Global context (pose-conditioned attention): A pooled voxel grid is attended by pose embeddings, with LFF positional keys in the reference rig frame.
Semidense projection stats (VIN-NBV proxy): We project semidense points into each candidate view to compute coverage, empty fraction, visibility fraction, and depth moments. These features act as a lightweight proxy for frustum attention, are concatenated into the scorer input, and drive a tiny CNN over the projection grid for richer cues.
Voxel projection FiLM: Pooled voxel centers are projected into candidate views and summarized; this drives a light FiLM modulation of the global feature (kept as the only view-conditioned modulation).
Optional trajectory context (disabled by default): Snippet rig poses can be encoded and attended by candidate embeddings to provide motion context, mirroring the v2 path without forcing it on the baseline.

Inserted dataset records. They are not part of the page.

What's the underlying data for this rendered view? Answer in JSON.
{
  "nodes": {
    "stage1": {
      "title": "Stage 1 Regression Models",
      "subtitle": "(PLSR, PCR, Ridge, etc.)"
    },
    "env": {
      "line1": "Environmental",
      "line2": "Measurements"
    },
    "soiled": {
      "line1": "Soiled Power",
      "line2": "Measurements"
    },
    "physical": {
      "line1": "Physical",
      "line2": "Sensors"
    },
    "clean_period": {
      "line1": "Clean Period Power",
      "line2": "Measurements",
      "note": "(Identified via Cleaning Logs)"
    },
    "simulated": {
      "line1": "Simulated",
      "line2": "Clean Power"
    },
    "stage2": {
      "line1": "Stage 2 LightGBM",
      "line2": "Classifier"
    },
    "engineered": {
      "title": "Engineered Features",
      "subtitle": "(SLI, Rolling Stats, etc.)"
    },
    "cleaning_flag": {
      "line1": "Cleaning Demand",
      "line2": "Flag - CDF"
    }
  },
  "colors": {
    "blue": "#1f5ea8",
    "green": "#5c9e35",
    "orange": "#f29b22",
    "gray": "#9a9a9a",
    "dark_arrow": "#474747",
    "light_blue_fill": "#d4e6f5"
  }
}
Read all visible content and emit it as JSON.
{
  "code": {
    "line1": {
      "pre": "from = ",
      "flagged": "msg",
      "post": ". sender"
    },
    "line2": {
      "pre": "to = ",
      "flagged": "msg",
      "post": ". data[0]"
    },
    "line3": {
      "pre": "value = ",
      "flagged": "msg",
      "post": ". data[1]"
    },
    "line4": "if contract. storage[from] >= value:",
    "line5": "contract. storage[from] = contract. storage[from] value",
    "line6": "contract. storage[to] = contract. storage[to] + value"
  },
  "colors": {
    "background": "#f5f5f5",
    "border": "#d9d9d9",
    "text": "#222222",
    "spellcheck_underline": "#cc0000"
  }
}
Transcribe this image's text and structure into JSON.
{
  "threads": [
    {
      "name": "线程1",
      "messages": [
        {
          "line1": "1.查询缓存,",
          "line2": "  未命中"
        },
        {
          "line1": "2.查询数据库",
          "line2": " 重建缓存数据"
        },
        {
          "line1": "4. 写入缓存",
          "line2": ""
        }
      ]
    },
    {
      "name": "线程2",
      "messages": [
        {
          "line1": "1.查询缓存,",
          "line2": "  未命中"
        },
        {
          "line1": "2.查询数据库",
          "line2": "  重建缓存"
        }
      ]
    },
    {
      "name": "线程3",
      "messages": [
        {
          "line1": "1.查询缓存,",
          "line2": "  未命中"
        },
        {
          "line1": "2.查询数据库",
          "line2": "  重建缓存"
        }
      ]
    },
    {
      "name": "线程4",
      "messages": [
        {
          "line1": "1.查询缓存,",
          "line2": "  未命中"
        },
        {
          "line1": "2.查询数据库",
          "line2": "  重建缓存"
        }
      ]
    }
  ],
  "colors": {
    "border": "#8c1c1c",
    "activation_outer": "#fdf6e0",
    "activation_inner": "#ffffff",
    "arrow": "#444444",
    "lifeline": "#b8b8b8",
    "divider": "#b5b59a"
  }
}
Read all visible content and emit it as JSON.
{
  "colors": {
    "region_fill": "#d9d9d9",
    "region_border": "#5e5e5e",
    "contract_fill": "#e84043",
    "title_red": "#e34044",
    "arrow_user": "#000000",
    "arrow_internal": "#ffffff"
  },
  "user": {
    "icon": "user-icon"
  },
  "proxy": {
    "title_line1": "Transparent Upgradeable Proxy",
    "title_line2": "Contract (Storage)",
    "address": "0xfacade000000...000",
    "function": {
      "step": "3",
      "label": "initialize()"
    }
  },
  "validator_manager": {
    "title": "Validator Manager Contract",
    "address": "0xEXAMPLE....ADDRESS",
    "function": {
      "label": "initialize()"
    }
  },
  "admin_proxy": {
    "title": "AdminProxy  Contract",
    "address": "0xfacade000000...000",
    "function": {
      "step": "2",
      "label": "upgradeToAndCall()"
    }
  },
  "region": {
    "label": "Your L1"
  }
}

CORAL head: A shallow MLP plus CORAL ordinal head produces per-candidate RRI scores.
The forward contract is actor-visible: candidate poses, EVL features, and semidense observations are inputs; oracle RRI labels are training/evaluation targets. Target-conditioned rollout data may reuse the same architecture family, but matched GT targets and target crops must remain outside actor inputs.
Frame-consistency: Candidate generation applies rotate_yaw_cw90 (a local +Z roll) to poses for UI alignment. EVL backbone outputs do not use this convention. VinModelV3 therefore undoes this rotation before computing pose features. If apply_cw90_correction is enabled, callers must pre-correct p3d_cameras and set cw90_corrected=True.
NOTE: vin inputs are typically VinSnippetView with points_world shaped (N,4) or (N,5) containing (x, y, z, 1/sigma_d) with optional n_obs. This file enforces the required XYZ + reliability channel contract to avoid silent failure modes.
Candidate orientation uses R6D pose features. Accumulated target visibility, if added for target-conditioned value learning, should be represented as a separate directional memory over view directions, not folded into the pose encoding.
1.1 Classes
| Name | Description |
|---|---|
| VinModelV3Config | Configuration for VinModelV3 (streamlined one-step VIN baseline). |
| VinModelV3 | VIN-Core head for one-step RRI prediction. |